Wednesday, September 2, 2009

COUNT(*) vs. COUNT(1)

What is the difference between count (*) and count (1). One can argue all their life about this.

There are sites on the Internet saying,

Since the COUNT function will return the same results regardless of what NOT NULL field(s) you include as the COUNT function parameters (ie: within the brackets), you can change the syntax of the COUNT function to COUNT(1) to get better performance as the database engine will not have to fetch back the data fields. For example, based on the example above, the following syntax would result in better performance:

SELECT department, COUNT (1) as "Number of employees" FROM employees WHERE salary > 25000 GROUP BY department;

Now, the COUNT function does not need to retrieve all fields from the employees table as it had to when you used the COUNT (*) syntax. It will merely retrieve the numeric value of 1 for each record that meets your criteria.

Do you think it’s correct? No? The result to this question may also depend on the oracle version you use.

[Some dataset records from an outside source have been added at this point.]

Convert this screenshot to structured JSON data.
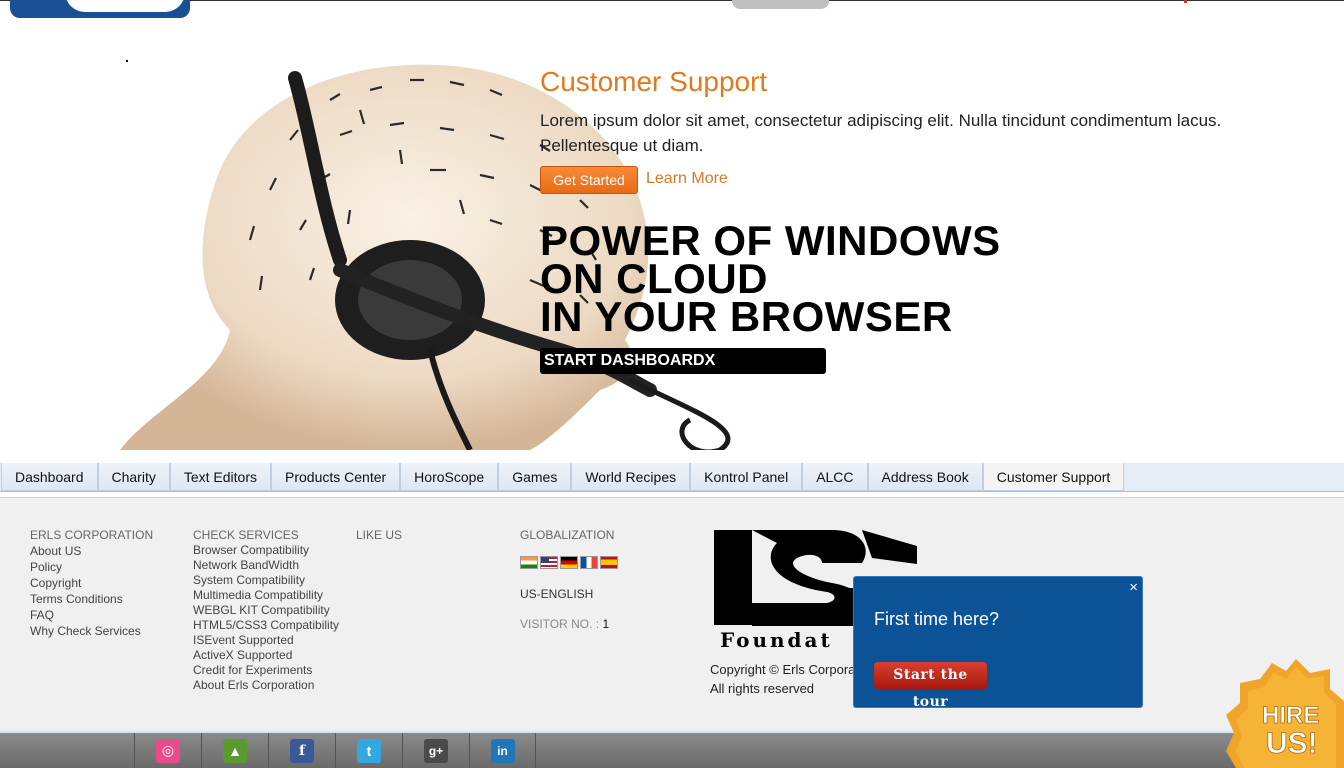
{
  "hero": {
    "title": "Customer Support",
    "description": "Lorem ipsum dolor sit amet, consectetur adipiscing elit. Nulla tincidunt condimentum lacus. Pellentesque ut diam.",
    "get_started": "Get Started",
    "learn_more": "Learn More",
    "headline": [
      "POWER OF WINDOWS",
      "ON CLOUD",
      "IN YOUR BROWSER"
    ],
    "dashboard_button": "START DASHBOARDX"
  },
  "nav": {
    "tabs": [
      "Dashboard",
      "Charity",
      "Text Editors",
      "Products Center",
      "HoroScope",
      "Games",
      "World Recipes",
      "Kontrol Panel",
      "ALCC",
      "Address Book",
      "Customer Support"
    ],
    "active": "Customer Support"
  },
  "footer": {
    "company": {
      "heading": "ERLS CORPORATION",
      "links": [
        "About US",
        "Policy",
        "Copyright",
        "Terms Conditions",
        "FAQ",
        "Why Check Services"
      ]
    },
    "services": {
      "heading": "CHECK SERVICES",
      "links": [
        "Browser Compatibility",
        "Network BandWidth",
        "System Compatibility",
        "Multimedia Compatibility",
        "WEBGL KIT Compatibility",
        "HTML5/CSS3 Compatibility",
        "ISEvent Supported",
        "ActiveX Supported",
        "Credit for Experiments",
        "About Erls Corporation"
      ]
    },
    "like": {
      "heading": "LIKE US"
    },
    "globalization": {
      "heading": "GLOBALIZATION",
      "flags": [
        "india-flag",
        "usa-flag",
        "germany-flag",
        "france-flag",
        "spain-flag"
      ],
      "language": "US-ENGLISH",
      "visitor_label": "VISITOR NO. :",
      "visitor_count": "1"
    },
    "logo_text": "Foundat",
    "copyright_line1": "Copyright © Erls Corpora",
    "copyright_line2": "All rights reserved"
  },
  "popup": {
    "close": "×",
    "question": "First time here?",
    "button": "Start the tour"
  },
  "social": [
    {
      "name": "dribbble-icon",
      "glyph": "◎",
      "color": "#ea4c89"
    },
    {
      "name": "forrst-icon",
      "glyph": "▲",
      "color": "#5b9a2f"
    },
    {
      "name": "facebook-icon",
      "glyph": "f",
      "color": "#3b5998"
    },
    {
      "name": "twitter-icon",
      "glyph": "t",
      "color": "#33a7e0"
    },
    {
      "name": "googleplus-icon",
      "glyph": "g+",
      "color": "#4a4a4a"
    },
    {
      "name": "linkedin-icon",
      "glyph": "in",
      "color": "#1f76b8"
    }
  ],
  "hire_badge": {
    "line1": "HIRE",
    "line2": "US!"
  },
  "colors": {
    "accent": "#e07a20",
    "popup": "#0b5297",
    "nav": "#e4ecf5"
  }
}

Well, I am not trying to prove anything here. Just wanted to say that please read Ask Tom’s page on COUNT (*) vs. COUNT (1) A lot of useful information out there for you to learn and also to think about. There was a user saying,

Hi Tom,

There is another opinion in:

OCP Introduction to Oracle 9i: SQL Exam Guide, p. 124

"Do not use count (*) to determine the number of rows in a table. Use count (1) or count (ROWID) instead. These options are faster because they bypass some unnecessary operations in Oracle's SQL processing mechanism."

And the reply to it was…



First, count (1) internally is rewritten as count (*). That is a FACT.